Every week, new original films debut on Netflix and other streaming services, often to much less fanfare than their big-screen counterparts. Cinemastream is Vox’s series highlighting the most notable of these premieres, in an ongoing effort to keep interesting and easily accessible new films on your radar.
Knock Down the House
The premise: In the run-up to the 2018 midterms, documentarian Rachel Lears followed four progressive women who challenged incumbent Democrats for their Congressional seats. They weren’t all successful — but the film is uplifting and hopeful for anyone who wants their political candidates to truly represent the communities they come from.
What it’s about: Knock Down the House is the rare documentary about today’s American political landscape that might make you shed happy tears. It’s about four progressive Democratic candidates, all women, ran primary campaigns against establishment Democrats in the midterm elections: Amy Vilela in Nevada, Cori Bush in Missouri, Paula Jean Swearengin in West Virginia, and Alexandria Ocasio-Cortez in New York.
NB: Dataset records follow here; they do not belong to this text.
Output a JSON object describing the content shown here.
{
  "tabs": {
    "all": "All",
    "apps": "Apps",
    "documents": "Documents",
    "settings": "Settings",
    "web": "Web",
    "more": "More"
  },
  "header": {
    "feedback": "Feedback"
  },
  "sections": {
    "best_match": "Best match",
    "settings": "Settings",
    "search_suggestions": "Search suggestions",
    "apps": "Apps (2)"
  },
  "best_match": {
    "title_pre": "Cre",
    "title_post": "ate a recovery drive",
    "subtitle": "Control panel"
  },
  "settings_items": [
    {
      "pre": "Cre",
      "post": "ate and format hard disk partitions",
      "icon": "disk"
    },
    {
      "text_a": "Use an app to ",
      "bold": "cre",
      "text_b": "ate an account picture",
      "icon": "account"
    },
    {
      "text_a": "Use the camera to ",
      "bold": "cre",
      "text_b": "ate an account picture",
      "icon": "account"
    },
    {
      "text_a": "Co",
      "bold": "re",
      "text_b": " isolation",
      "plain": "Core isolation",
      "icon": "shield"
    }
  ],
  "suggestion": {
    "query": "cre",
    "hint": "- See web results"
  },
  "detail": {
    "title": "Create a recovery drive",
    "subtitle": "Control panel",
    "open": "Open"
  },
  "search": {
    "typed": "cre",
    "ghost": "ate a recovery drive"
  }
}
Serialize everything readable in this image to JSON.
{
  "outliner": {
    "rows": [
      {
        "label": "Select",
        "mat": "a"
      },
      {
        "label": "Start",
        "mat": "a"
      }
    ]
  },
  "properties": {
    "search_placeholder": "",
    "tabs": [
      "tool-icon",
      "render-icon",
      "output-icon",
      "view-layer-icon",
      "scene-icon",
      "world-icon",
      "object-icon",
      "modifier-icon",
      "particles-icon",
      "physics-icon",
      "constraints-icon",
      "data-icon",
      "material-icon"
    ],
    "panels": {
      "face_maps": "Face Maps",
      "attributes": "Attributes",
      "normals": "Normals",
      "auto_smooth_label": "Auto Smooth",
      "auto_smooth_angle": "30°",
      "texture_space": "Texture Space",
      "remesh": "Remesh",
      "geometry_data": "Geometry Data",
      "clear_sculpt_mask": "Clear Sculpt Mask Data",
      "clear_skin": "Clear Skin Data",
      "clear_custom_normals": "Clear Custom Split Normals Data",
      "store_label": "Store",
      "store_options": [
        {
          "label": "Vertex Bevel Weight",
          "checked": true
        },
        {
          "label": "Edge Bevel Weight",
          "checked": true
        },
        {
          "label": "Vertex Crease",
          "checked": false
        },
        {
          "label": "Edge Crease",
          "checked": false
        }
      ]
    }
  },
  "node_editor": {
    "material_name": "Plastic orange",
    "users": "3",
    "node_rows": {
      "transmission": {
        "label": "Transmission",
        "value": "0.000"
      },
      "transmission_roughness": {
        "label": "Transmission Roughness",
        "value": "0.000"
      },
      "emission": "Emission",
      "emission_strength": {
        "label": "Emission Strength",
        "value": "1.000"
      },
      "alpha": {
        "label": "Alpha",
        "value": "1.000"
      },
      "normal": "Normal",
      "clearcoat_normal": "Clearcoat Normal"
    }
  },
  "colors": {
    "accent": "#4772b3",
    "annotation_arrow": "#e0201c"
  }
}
Only Ocasio-Cortez was ultimately successful in her bid, and Knock Down the House feels, in the end, as if it’s mostly her story. (The fact that she is incredibly charismatic doesn’t hurt; a scene in which she deconstructs the graphic design of her opponent’s campaign materials is unexpectedly unforgettable.)
But Lear smartly uses candidates from across the country, living in very different communities with different political terrain, to make a larger point: Whether or not you agree with a given individual’s politics at every point, there’s a hunger to upend America’s current ruling class.
Since 2016, much of the chatter from pundits and media has been about that hunger, insofar as it intersected with Donald Trump’s rhetoric. But now, the women Lear selected as subjects for her film, and others who were elected to Congress, represent a different path for politicians who advocate for ordinary people. It’s a path that also rings more authentic, given they actually come from the same background as the constituents they’re bidding to serve.
Knock Down the House is obviously a liberal, feel-good movie. But it sounds a broad note of hope: It’s not just blowhard billionaires with media expertise who have a chance to represent “real America.” Plain old shoe-leather canvassing and showing up in your community can make a real difference.
Critical consensus: Knock Down the House currently has a Metacritic score of 83. At Variety, Amy Nicholson writes, “Knock Down the House has a clear political agenda. It wants to promote the hard work, courage and progressive policies of these women, who have all experienced financial hardship. Still, the film lets its subjects do the talking instead of cluttering things with statistics.”
Where to watch: Knock Down the House is playing in select theaters (check your local listings) and streaming on Netflix.